March 5: Little Blinken formally announces Nuland’s “retirement”.
March 7: At least one Tajik among the four-member terror commando visits the Crocus venue and has his photo taken.
March 7-8 at night: U.S. and British embassies simultaneously announce a possible terror attack on Moscow, telling their nationals to avoid “concerts” and gatherings within the next two days.
March 9: Massively popular Russian patriotic singer Shaman performs at Crocus. That may have been the carefully chosen occasion targeted for the “nasty surprise” – as it falls only a few days before the presidential elections, from March 15 to 17. But security at Crocus was massive, so the op is postponed.
March 22: The Crocus City Hall terror attack.
ISIS-K: the ultimate can of worms
The Budanov connection is betrayed by the modus operandi – similar to previous Ukraine intel terror attacks against Daria Dugina and Vladimir Tatarsky: close reconnaissance for days, even weeks; the hit; and then a dash for the border.
And that brings us to the Tajik connection.
There seem to be holes aplenty in the narrative concocted by the ragged bunch turned mass killers: following an Islamist preacher on Telegram; offered what was later established as a puny 500 thousand rubles (roughly $4,500) for the four of them to shoot random people in a concert hall; sent half of the funds via Telegram; directed to a weapons cache where they find AK-12s and hand grenades.

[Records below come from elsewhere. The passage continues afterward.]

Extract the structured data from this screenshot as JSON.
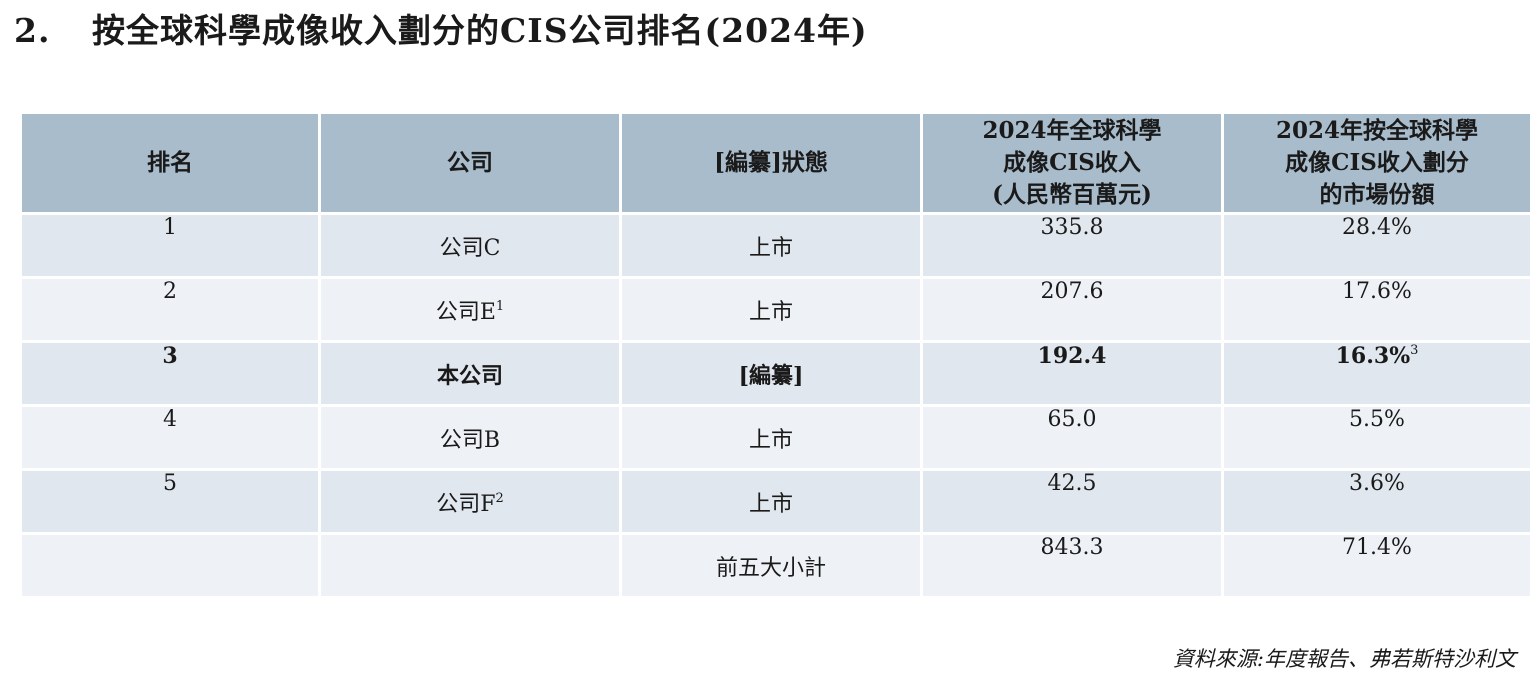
{
  "title": {
    "number": "2.",
    "text": "按全球科學成像收入劃分的CIS公司排名(2024年)"
  },
  "table": {
    "headers": [
      "排名",
      "公司",
      "[編纂]狀態",
      "2024年全球科學\n成像CIS收入\n(人民幣百萬元)",
      "2024年按全球科學\n成像CIS收入劃分\n的市場份額"
    ],
    "rows": [
      {
        "rank": "1",
        "company": "公司C",
        "company_sup": "",
        "status": "上市",
        "revenue": "335.8",
        "share": "28.4%",
        "share_sup": ""
      },
      {
        "rank": "2",
        "company": "公司E",
        "company_sup": "1",
        "status": "上市",
        "revenue": "207.6",
        "share": "17.6%",
        "share_sup": ""
      },
      {
        "rank": "3",
        "company": "本公司",
        "company_sup": "",
        "status": "[編纂]",
        "revenue": "192.4",
        "share": "16.3%",
        "share_sup": "3"
      },
      {
        "rank": "4",
        "company": "公司B",
        "company_sup": "",
        "status": "上市",
        "revenue": "65.0",
        "share": "5.5%",
        "share_sup": ""
      },
      {
        "rank": "5",
        "company": "公司F",
        "company_sup": "2",
        "status": "上市",
        "revenue": "42.5",
        "share": "3.6%",
        "share_sup": ""
      }
    ],
    "subtotal": {
      "label": "前五大小計",
      "revenue": "843.3",
      "share": "71.4%"
    }
  },
  "source": "資料來源:年度報告、弗若斯特沙利文"
}
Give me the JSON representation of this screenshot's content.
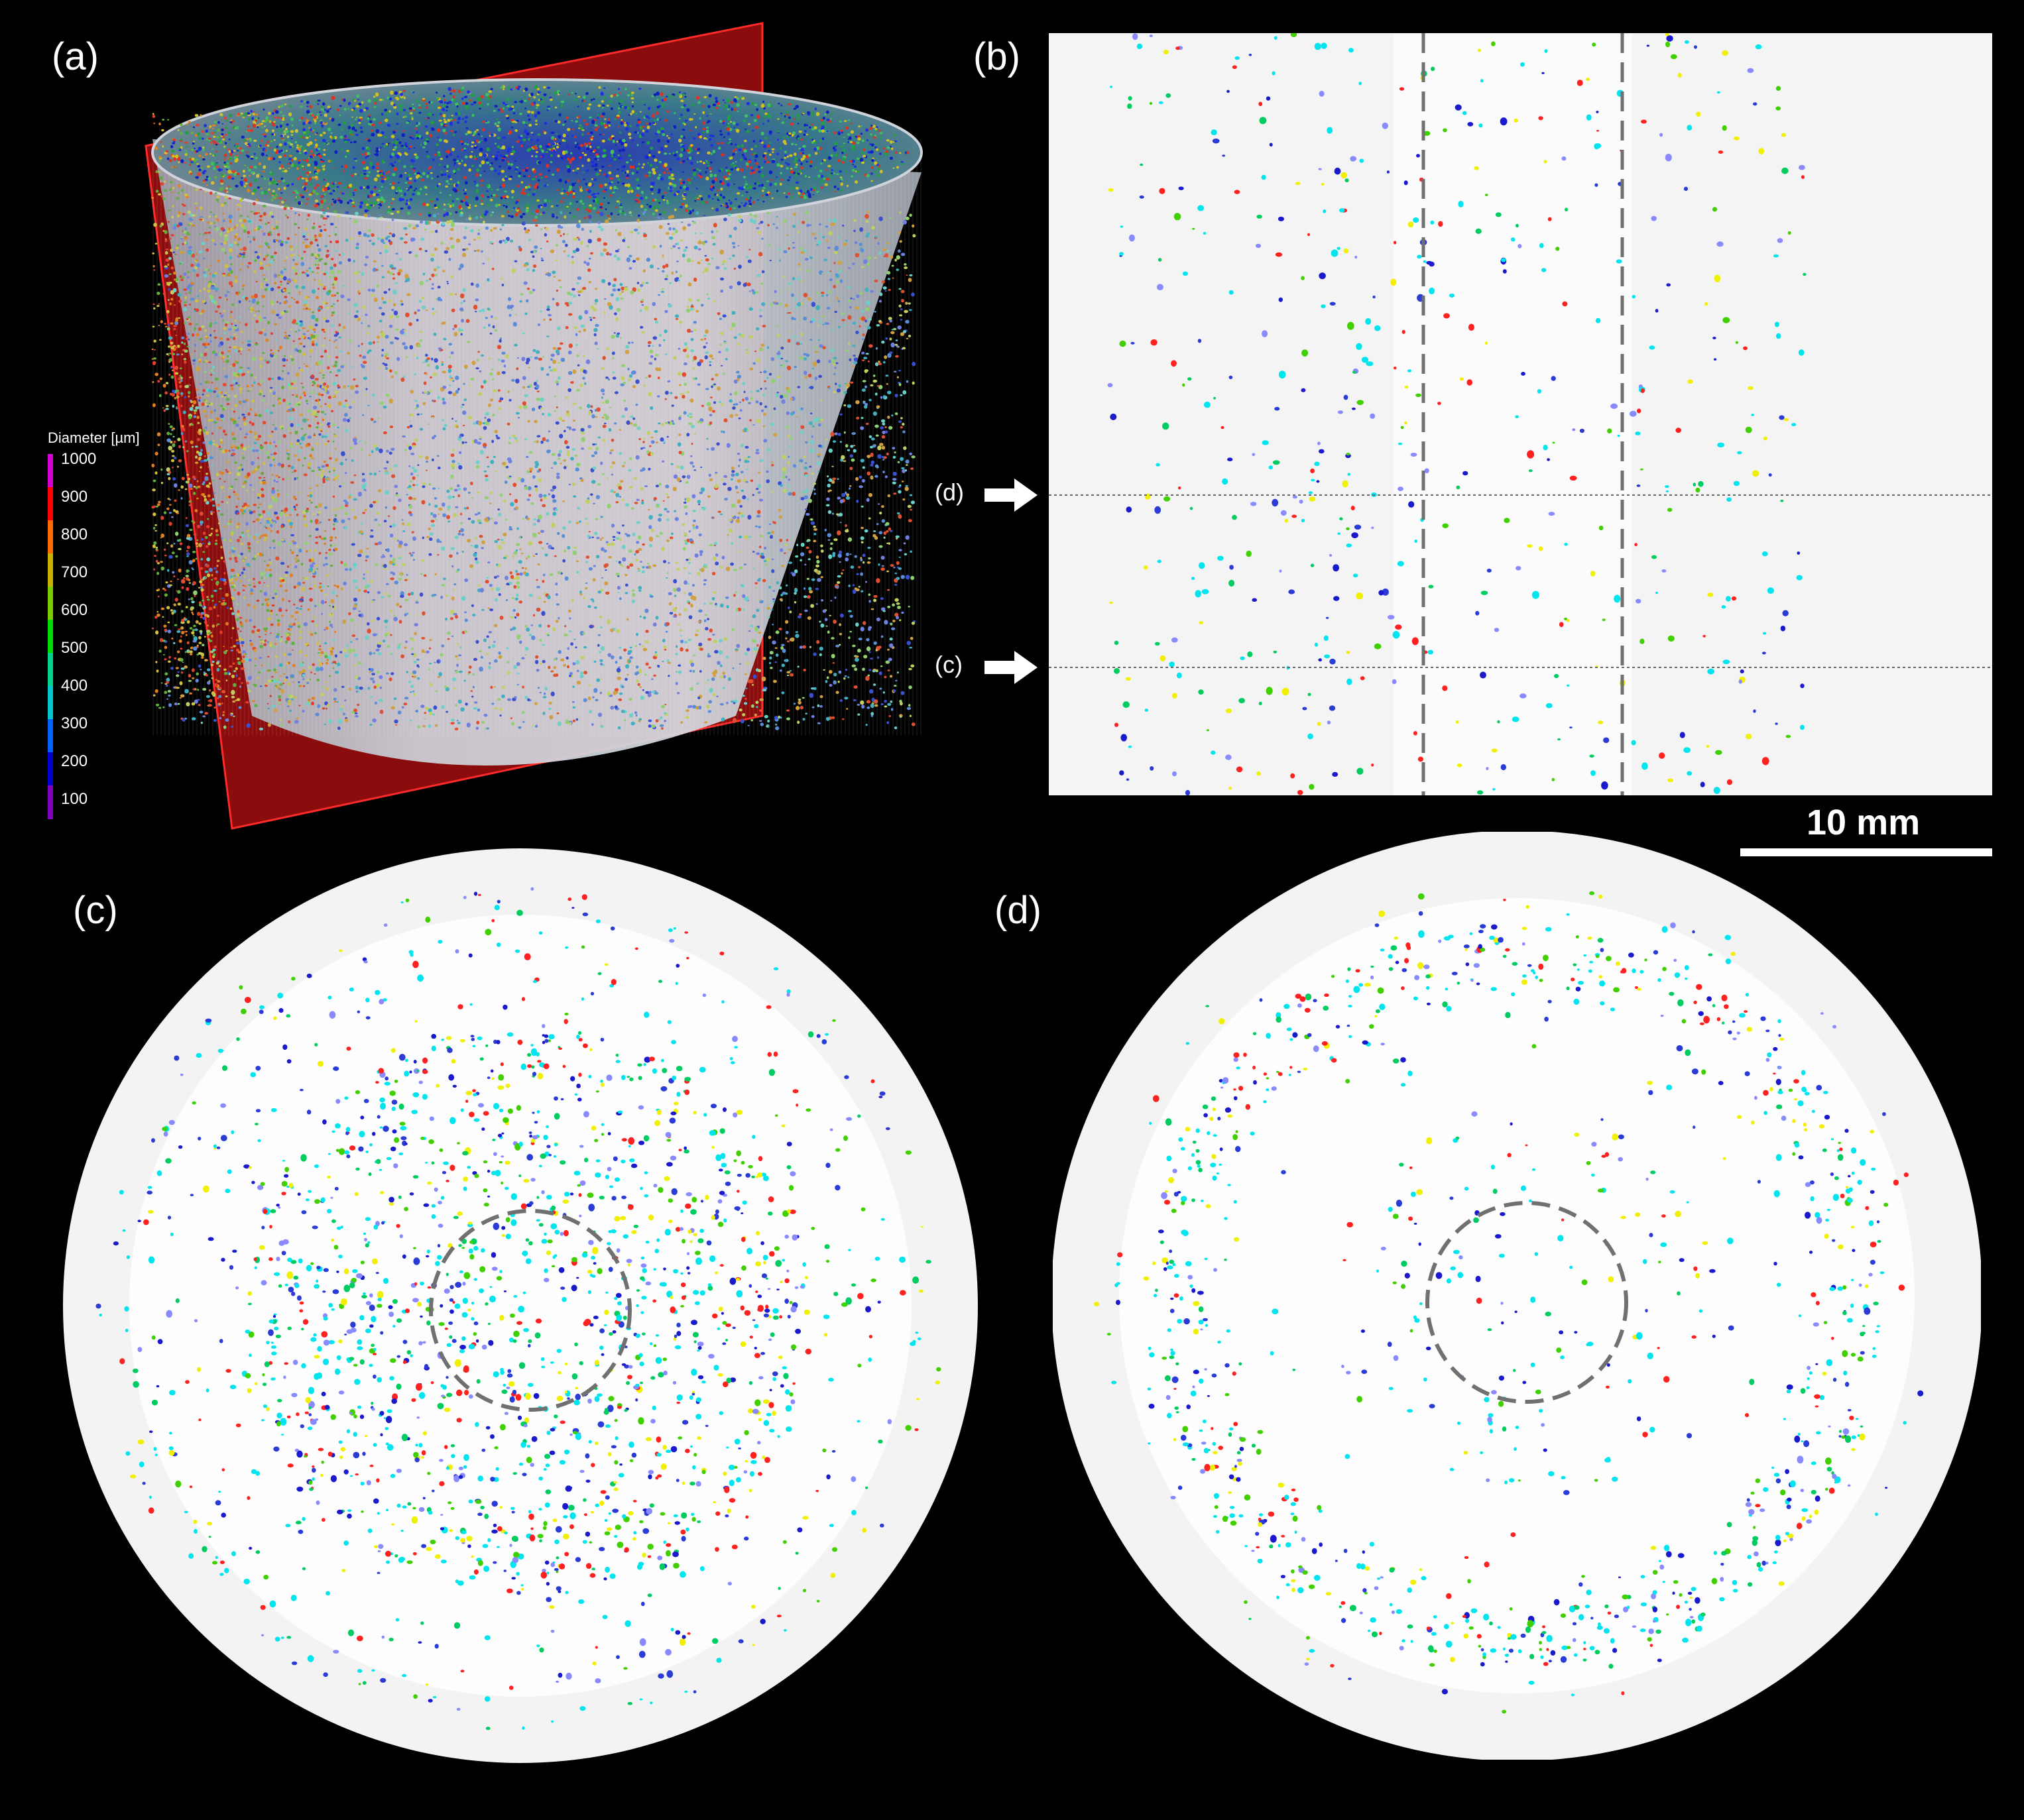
{
  "panels": {
    "a": {
      "label": "(a)"
    },
    "b": {
      "label": "(b)",
      "marker_d": "(d)",
      "marker_c": "(c)"
    },
    "c": {
      "label": "(c)"
    },
    "d": {
      "label": "(d)"
    }
  },
  "colorbar": {
    "title": "Diameter [µm]",
    "ticks": [
      "1000",
      "900",
      "800",
      "700",
      "600",
      "500",
      "400",
      "300",
      "200",
      "100"
    ],
    "colors": [
      "#d400d4",
      "#ff0000",
      "#ff6a00",
      "#c8b400",
      "#7acc00",
      "#00dd00",
      "#00d48a",
      "#00c8c8",
      "#0060ff",
      "#0000cc",
      "#8000c0"
    ]
  },
  "scalebar": {
    "label": "10 mm"
  },
  "particle_colors": [
    "#00e5ee",
    "#00e5ee",
    "#00e5ee",
    "#1a1acc",
    "#2a3bd6",
    "#f0f000",
    "#40d000",
    "#00cc60",
    "#ff2020",
    "#8a8aff"
  ],
  "colors": {
    "background": "#000000",
    "slab_red": "#a01010",
    "cylinder_face": "#c8ccd4",
    "dashed": "#707070"
  }
}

The videos show that they used the machine guns like pros; shots were accurate, short bursts or single fire; no panic whatsoever; effective use of hand grenades; fleeing the scene in a flash, just melting away, almost in time to catch the “window” that would take them across the border to Ukraine.
All that takes training. And that also applies to facing nasty counter-interrogation. Still, the FSB seems to have broken them all – quite literally.
A potential handler has surfaced, named Abdullo Buriyev. Turkish intel had earlier identified him as a handler for ISIS-K, or Wilayat Khorasan in Afghanistan. One of the members of the Crocus commando told the FSB their “acquaintance” Abdullo helped them to buy the car for the op.